Stand age controls canopy and soil rainfall partitioning in slash pine forests

Changing forest structure with stand development is predicted to influence rainfall partitioning, and thus impact forest management and conservation strategies. Extensive pine silviculture in Florida also makes changes in rainfall partitioning with stand attributes consequential for regional water planning. We used weekly measurements of rainfall partitioning and soil water infiltration in two contrasting Pinus elliottii (slash pine) forest ecosystems in north Florida (USA), to quantify stand age and structural development impacts on forest hydrological function. Over 52 weeks - 45 with storms - we observed that stemflow and litterflow were significantly higher, and litter and total interception significantly lower, in the young stand (∼ 10 years since planting) than the mature stand (∼ 21 years since planting) (p <0.05). This was despite negligible differences in leaf area index and other crown structure parameters. We observed substantial differences in trunk storage capacity and trunk saturation point, with greater storage and thus reduced stemflow generation in the mature stand.
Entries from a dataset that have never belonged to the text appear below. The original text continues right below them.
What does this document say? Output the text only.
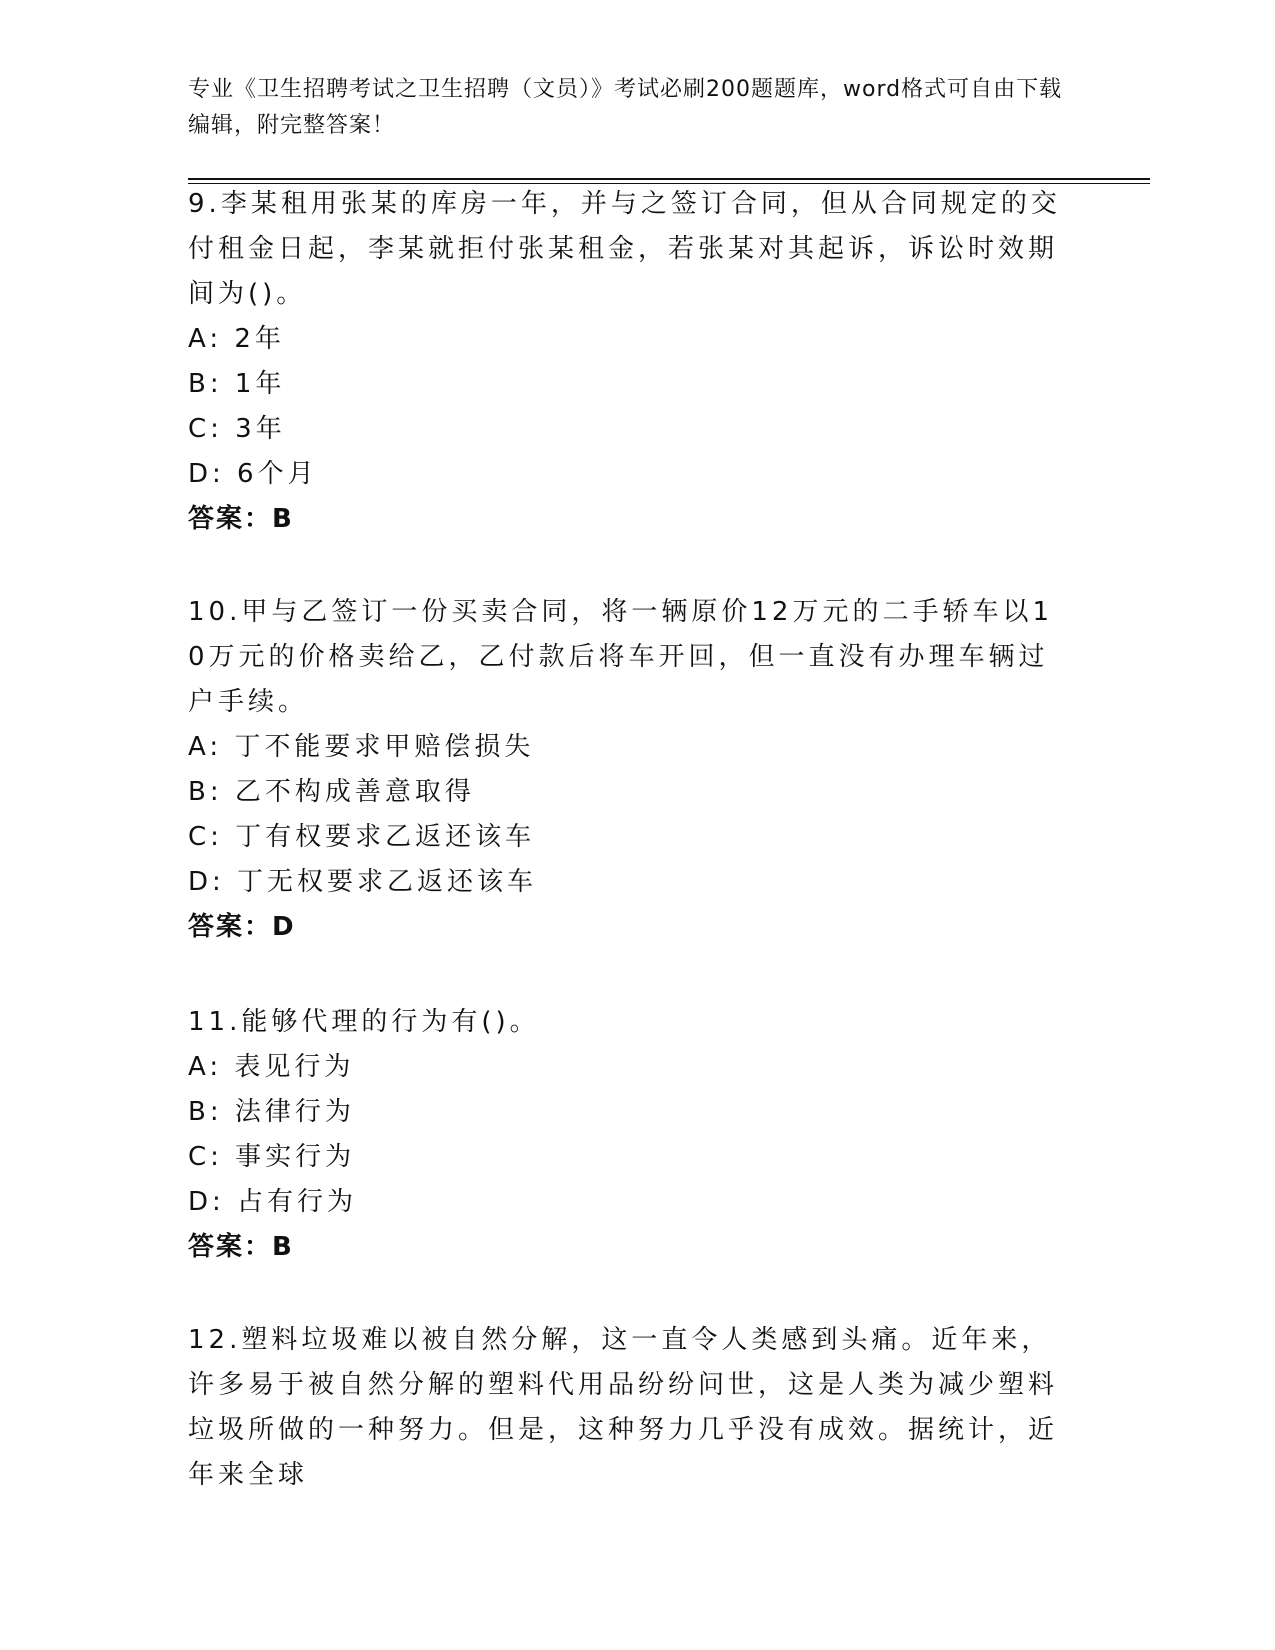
专业《卫生招聘考试之卫生招聘（文员）》考试必刷200题题库，word格式可自由下载编辑，附完整答案！
9.李某租用张某的库房一年，并与之签订合同，但从合同规定的交付租金日起，李某就拒付张某租金，若张某对其起诉，诉讼时效期间为()。
A: 2年
B: 1年
C: 3年
D: 6个月
答案：B
10.甲与乙签订一份买卖合同，将一辆原价12万元的二手轿车以10万元的价格卖给乙，乙付款后将车开回，但一直没有办理车辆过户手续。
A: 丁不能要求甲赔偿损失
B: 乙不构成善意取得
C: 丁有权要求乙返还该车
D: 丁无权要求乙返还该车
答案：D
11.能够代理的行为有()。
A: 表见行为
B: 法律行为
C: 事实行为
D: 占有行为
答案：B
12.塑料垃圾难以被自然分解，这一直令人类感到头痛。近年来，许多易于被自然分解的塑料代用品纷纷问世，这是人类为减少塑料垃圾所做的一种努力。但是，这种努力几乎没有成效。据统计，近年来全球
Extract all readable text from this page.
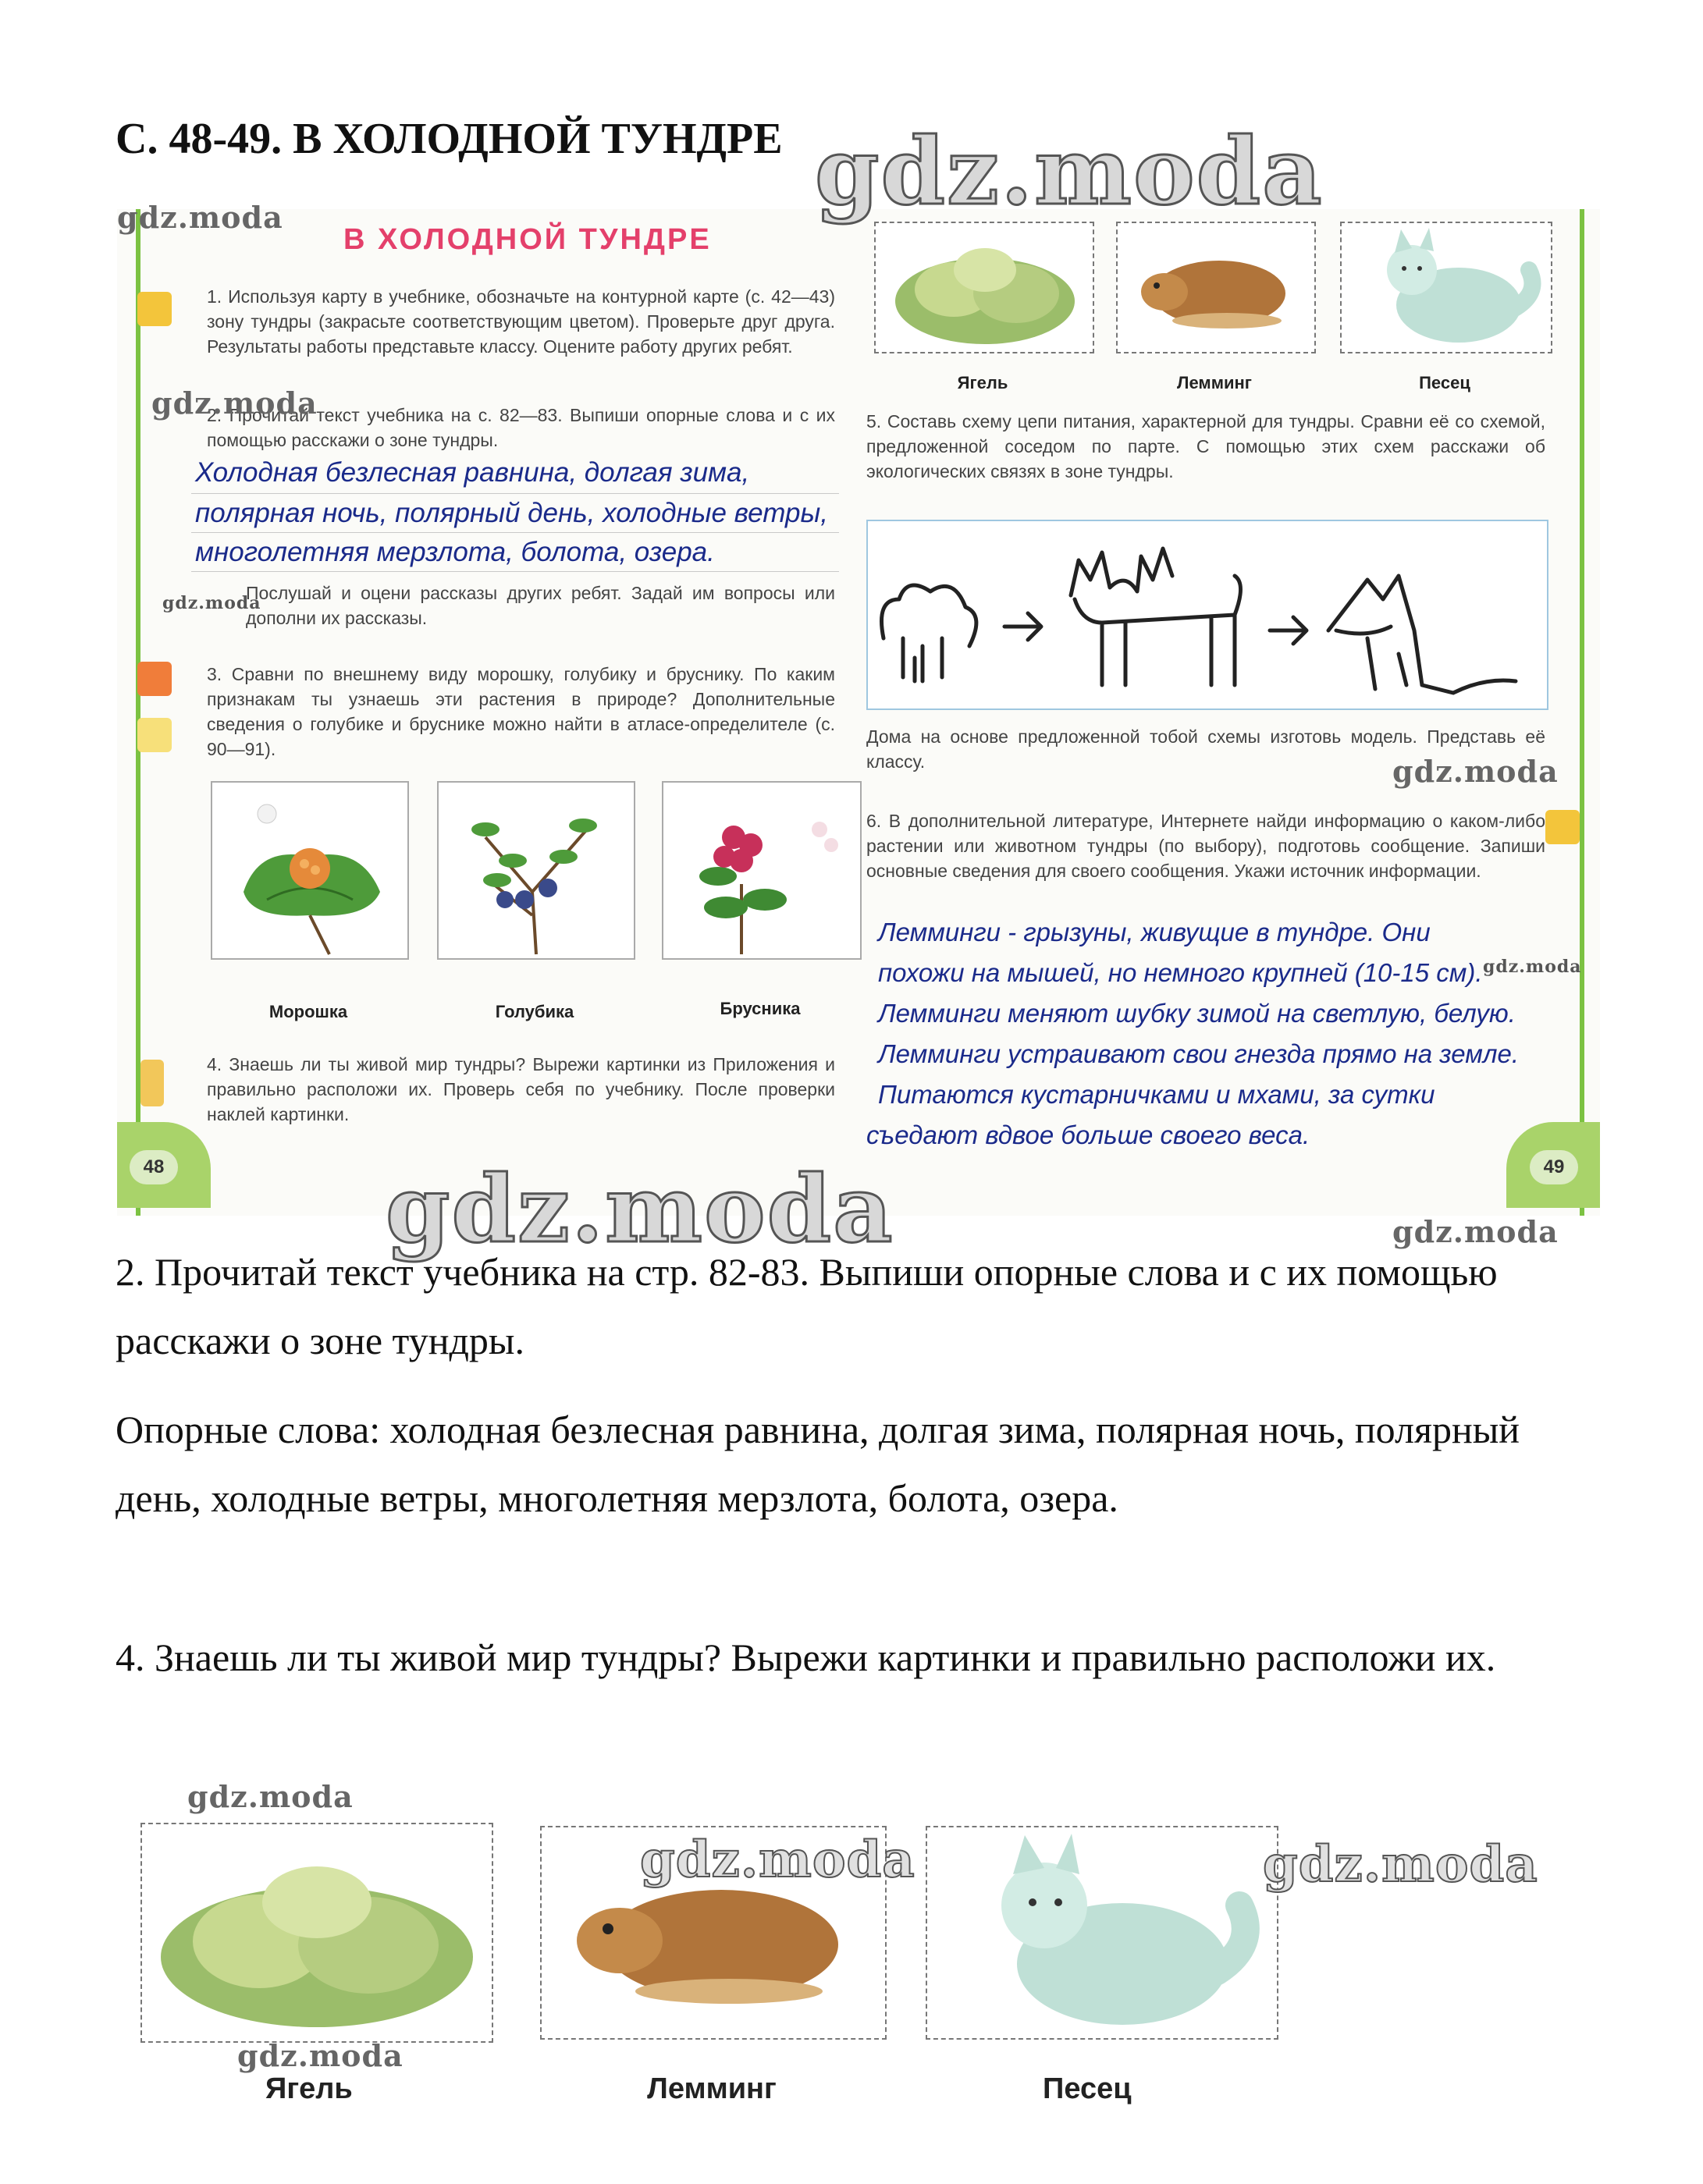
С. 48-49. В ХОЛОДНОЙ ТУНДРЕ
48	49
В ХОЛОДНОЙ ТУНДРЕ
1. Используя карту в учебнике, обозначьте на контурной карте (с. 42—43) зону тундры (закрасьте соответствующим цветом). Проверьте друг друга. Результаты работы представьте классу. Оцените работу других ребят.
2. Прочитай текст учебника на с. 82—83. Выпиши опорные слова и с их помощью расскажи о зоне тундры.
Холодная безлесная равнина, долгая зима,
полярная ночь, полярный день, холодные ветры,
многолетняя мерзлота, болота, озера.
Послушай и оцени рассказы других ребят. Задай им вопросы или дополни их рассказы.
3. Сравни по внешнему виду морошку, голубику и бруснику. По каким признакам ты узнаешь эти растения в природе? Дополнительные сведения о голубике и бруснике можно найти в атласе-определителе (с. 90—91).
Морошка	Голубика	Брусника
4. Знаешь ли ты живой мир тундры? Вырежи картинки из Приложения и правильно расположи их. Проверь себя по учебнику. После проверки наклей картинки.
Ягель	Лемминг	Песец
5. Составь схему цепи питания, характерной для тундры. Сравни её со схемой, предложенной соседом по парте. С помощью этих схем расскажи об экологических связях в зоне тундры.
Дома на основе предложенной тобой схемы изготовь модель. Представь её классу.
6. В дополнительной литературе, Интернете найди информацию о каком-либо растении или животном тундры (по выбору), подготовь сообщение. Запиши основные сведения для своего сообщения. Укажи источник информации.
Лемминги - грызуны, живущие в тундре. Они
похожи на мышей, но немного крупней (10-15 см).
Лемминги меняют шубку зимой на светлую, белую.
Лемминги устраивают свои гнезда прямо на земле.
Питаются кустарничками и мхами, за сутки
съедают вдвое больше своего веса.
2. Прочитай текст учебника на стр. 82-83. Выпиши опорные слова и с их помощью расскажи о зоне тундры.
Опорные слова: холодная безлесная равнина, долгая зима, полярная ночь, полярный день, холодные ветры, многолетняя мерзлота, болота, озера.
4. Знаешь ли ты живой мир тундры? Вырежи картинки и правильно расположи их.
Ягель	Лемминг	Песец
gdz.moda
gdz.moda
gdz.moda	gdz.moda
gdz.moda
gdz.moda
gdz.moda
gdz.moda
gdz.moda
gdz.moda
gdz.moda
gdz.moda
We show that forest litter stores significant precipitation (7.3 % vs. 10.6 % of annual rainfall for young and mature pine stands, respectively) suggesting total interception predictions that neglect litter storage significantly underestimate actual rates, and overestimate root water availability. We further show that ignoring stemflow in small trees (i.e., young stands) underestimates total stemflow (3.4 % vs. 7.2 % of incident rainfall), leading to an overestimation of canopy and total interception in young stands. We used a reformulated Gash analytical model to obtain weekly estimates of canopy rainfall interception. Our most robust results were observed when we used in-situ partitioning parameters and dynamic canopy cover measurements. However, using literature-derived canopy ecohydrological parameters for southern pines also yielded acceptable predictions given dynamic canopy measurements, suggesting informative generality for application to new settings. Using static canopy measurements yielded consistently inferior results, suggesting that tracking canopy properties is more important for accurate interception predictions than local partitioning parameter estimation. Our results highlight the significance of forest maturity as a factor altering water storage capacity and rainfall partitioning in planted pine stands.